The award is sponsored by the Takeda Foundation, a Japanese group dedicated to promoting engineering as a tool for improving society. The Foundation is run by leading Japanese academics and business leaders, and it counts MIT Dean of Engineering Thomas L. Magnanti as an advisor.

In 1990, Stallman was awarded a $240,000 fellowship by the John D. and Catherine T. MacArthur Foundation, often known as a “genius grant.”

Stallman known for free software

Stallman has been recognized for his work leading the GNU operating system development project, and for starting the free software movement.

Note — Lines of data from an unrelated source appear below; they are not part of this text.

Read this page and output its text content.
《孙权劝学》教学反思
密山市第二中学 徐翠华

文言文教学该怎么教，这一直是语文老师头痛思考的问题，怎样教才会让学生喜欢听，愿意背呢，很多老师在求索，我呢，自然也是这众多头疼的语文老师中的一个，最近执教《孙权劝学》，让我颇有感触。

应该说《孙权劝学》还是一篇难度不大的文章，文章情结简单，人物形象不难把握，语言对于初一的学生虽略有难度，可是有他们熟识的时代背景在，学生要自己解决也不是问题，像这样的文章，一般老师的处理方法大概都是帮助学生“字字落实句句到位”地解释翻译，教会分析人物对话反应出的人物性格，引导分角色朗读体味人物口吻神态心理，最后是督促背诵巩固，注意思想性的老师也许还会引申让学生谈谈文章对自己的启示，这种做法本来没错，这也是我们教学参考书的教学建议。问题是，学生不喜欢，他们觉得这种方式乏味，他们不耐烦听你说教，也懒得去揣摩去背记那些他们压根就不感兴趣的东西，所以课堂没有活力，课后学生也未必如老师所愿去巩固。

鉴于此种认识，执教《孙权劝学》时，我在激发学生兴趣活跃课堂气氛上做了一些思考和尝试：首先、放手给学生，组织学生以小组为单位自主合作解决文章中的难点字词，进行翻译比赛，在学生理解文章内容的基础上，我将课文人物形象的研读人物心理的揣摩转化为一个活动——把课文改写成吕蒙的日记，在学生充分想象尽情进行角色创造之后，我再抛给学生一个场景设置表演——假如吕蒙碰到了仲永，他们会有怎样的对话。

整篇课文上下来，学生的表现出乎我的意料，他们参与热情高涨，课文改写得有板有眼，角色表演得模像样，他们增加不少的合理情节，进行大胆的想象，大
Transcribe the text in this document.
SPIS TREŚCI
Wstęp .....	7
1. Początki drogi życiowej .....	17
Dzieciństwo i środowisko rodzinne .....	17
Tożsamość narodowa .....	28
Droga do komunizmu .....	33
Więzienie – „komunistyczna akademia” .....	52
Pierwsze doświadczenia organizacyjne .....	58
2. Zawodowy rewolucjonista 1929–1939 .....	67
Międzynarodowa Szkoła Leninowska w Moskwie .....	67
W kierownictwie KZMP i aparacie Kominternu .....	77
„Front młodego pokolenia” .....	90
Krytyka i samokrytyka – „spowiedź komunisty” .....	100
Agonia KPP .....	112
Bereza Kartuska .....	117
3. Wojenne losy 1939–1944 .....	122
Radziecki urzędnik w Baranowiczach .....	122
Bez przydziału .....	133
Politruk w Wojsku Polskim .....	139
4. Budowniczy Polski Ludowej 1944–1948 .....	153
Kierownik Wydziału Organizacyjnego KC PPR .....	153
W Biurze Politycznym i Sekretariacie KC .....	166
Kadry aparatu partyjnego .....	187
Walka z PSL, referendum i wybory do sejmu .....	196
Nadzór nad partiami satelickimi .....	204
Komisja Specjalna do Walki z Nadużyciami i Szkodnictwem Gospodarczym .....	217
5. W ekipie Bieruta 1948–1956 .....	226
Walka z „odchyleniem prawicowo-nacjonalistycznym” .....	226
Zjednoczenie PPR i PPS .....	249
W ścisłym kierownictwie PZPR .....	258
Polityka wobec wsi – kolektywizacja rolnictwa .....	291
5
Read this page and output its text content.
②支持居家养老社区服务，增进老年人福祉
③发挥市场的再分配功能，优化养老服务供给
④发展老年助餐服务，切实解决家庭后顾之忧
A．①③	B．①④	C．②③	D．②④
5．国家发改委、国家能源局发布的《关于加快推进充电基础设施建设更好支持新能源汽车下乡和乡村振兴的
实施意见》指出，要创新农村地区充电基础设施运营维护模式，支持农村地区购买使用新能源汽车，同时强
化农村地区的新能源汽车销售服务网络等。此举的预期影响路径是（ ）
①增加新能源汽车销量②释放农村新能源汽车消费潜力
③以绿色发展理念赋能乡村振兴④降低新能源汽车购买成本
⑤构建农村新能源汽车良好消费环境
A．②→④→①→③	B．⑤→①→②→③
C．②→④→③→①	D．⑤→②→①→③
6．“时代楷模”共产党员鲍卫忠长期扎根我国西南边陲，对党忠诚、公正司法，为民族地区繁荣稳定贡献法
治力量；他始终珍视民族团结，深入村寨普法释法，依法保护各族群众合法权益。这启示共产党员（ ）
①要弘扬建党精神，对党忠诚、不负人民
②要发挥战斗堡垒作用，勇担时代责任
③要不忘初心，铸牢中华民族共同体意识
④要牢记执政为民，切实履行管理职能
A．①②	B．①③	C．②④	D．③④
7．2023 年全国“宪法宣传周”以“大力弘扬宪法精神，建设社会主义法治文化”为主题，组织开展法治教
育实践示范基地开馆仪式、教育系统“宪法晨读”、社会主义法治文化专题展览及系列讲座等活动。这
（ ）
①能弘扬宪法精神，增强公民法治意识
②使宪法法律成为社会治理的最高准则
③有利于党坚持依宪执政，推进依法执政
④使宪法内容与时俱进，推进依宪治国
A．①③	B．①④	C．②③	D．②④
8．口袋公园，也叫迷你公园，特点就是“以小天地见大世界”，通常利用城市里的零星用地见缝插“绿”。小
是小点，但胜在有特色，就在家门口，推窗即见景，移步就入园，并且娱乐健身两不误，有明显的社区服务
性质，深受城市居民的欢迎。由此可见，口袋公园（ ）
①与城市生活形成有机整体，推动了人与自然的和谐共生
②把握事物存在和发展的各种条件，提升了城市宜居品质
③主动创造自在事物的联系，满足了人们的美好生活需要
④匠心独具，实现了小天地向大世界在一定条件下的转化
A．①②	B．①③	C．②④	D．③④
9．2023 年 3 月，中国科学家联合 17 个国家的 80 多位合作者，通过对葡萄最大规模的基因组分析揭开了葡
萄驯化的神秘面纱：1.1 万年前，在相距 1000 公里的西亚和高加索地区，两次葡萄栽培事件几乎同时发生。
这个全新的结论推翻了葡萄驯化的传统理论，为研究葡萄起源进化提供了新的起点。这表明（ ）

GNU is an acronym for “GNU’s Not Unix,” a reference to the fact that the popular Linux operating systems actually operate off of GNU.

The GNU project began in 1984 when Stallman resigned his position at MIT’s Artificial Intelligence Laboratory to develop a free Unix-like operating system by piecing together freely available software programs, and writing those components that were needed.

He later founded the Free Software Foundation, and Stallman said he firmly believes that people “deserve the freedom to use and modify software” for any purpose and to “make software do what they want.” Commercial software, he believes, “undermines democracy” while free software provides people with the choices needed for a true democracy.

Stallman hopes that software companies will eventually shift their source of income to custom software, support, and custom installations rather than proprietary software. “It is not impossible to make money from free software,” Stallman said.

While advocating free software, Stallman has been actively contributing to the free software community. His invaluable contributions include Emacs, the omnipresent text editor, and the C programming language compiler for GNU.

Stallman critical of MIT policies

Stallman also expressed his negative views on MIT’s compliance with the ideals of the Free Software Foundation. “MIT never made a commitment to release free software,” Stallman said. “MIT gets software patents that prohibit free software.”